What’s the value of Twitter? As I see it, there are a few use cases:

1. It’s a real-time search engine. News spreads quickly as people retweet stories, and you can ask a question in Twitter and often get rapid-fire responses.

2. It’s a marketing vehicle. Businesses can tweet a promotion and see it virally re-tweeted across thousands or millions of tweeters.

3. It’s a way to keep up with friends. You get snippets of info from friends and colleagues that require little to no effort to read or to write.

All this is well and good uses. My concern is that they aren’t really sustainable use cases. For example, as a marketing vehicle, I think it will be hard to keep Twitter from becoming a giant spam honey pot. Right now people actually respond to some marketing tweets. A few years from now, after the novelty has worn off, the click-through rate (CTR) on Twitter marketing messages will plummet the same way we’ve seen CTR plummet on email and banner ads. And spammers will enter Twitter in droves and try to deluge all of us with spam tweets.
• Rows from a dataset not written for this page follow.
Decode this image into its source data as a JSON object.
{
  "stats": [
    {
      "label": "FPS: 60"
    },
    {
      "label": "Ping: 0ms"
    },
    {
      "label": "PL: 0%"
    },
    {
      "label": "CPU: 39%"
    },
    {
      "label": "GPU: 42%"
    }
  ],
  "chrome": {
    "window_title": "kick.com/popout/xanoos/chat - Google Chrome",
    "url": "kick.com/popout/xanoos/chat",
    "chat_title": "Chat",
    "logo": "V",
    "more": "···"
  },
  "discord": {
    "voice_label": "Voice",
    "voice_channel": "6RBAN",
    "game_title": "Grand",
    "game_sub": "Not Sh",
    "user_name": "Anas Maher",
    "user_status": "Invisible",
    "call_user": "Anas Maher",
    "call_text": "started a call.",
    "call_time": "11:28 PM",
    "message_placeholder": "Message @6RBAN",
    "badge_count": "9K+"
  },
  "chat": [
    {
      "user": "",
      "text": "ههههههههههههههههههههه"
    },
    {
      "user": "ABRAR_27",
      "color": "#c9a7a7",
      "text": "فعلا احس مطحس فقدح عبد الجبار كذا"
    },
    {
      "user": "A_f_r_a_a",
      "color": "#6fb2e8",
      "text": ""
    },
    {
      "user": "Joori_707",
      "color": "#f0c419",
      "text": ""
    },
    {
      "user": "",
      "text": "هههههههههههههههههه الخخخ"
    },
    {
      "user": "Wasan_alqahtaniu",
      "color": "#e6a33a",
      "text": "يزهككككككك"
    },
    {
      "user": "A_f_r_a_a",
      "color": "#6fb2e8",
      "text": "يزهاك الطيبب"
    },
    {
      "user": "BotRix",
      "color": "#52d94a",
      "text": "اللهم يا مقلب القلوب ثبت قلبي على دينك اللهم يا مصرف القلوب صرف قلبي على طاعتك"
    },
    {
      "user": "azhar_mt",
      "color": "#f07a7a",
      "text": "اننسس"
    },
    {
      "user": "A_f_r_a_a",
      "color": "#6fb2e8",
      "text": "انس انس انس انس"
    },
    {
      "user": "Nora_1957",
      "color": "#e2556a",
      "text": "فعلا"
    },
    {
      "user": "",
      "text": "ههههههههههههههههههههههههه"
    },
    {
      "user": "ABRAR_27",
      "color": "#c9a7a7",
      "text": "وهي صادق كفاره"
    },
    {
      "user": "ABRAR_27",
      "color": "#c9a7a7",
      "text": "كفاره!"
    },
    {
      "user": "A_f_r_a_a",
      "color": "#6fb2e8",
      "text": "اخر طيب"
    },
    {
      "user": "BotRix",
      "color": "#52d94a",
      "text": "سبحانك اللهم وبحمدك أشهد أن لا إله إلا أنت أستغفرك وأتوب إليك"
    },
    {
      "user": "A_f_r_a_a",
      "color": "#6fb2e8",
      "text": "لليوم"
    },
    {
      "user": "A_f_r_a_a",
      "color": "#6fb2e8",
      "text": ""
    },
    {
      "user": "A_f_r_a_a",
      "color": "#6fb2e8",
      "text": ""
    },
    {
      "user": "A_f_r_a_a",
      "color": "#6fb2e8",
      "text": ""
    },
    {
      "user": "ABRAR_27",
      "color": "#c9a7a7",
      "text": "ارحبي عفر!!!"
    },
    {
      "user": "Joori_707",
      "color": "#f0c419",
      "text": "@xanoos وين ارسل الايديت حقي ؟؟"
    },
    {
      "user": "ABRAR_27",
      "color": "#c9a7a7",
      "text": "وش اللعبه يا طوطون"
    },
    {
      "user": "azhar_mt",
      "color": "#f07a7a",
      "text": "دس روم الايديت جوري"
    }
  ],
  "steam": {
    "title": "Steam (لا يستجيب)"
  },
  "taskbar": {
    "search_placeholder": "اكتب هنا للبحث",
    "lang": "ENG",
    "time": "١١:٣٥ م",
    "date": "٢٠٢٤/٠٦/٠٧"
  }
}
You can argue that email and banner ads are still big business, and I agree. But let’s make one thing clear about both email and banners – both of them monetize a useful technology – in the case of email marketing, it works because people use email, and banners are effective because people read Web content. So Twitter marketing will only work if there is a primary usage to Twitter beyond just marketing. If Twitter becomes inundated with marketers and spammers shouting at users, the utility of the tool is diminished. So for Twitter to build a long-term use case, the marketing has to be ancillary to a primary usage.

What about keeping up with friends? I find this argument to be weak. Compared to Facebook, the functionality of Twitter is limited. Facebook is a rich medium to share thoughts, photos, videos, and interests with friends – Twitter is 140 words and a cloud of dust. I think a lot of people use Twitter right now out of novelty, but ultimately (unless something changes), I think people will return to Facebook as their primary medium for communication with friends.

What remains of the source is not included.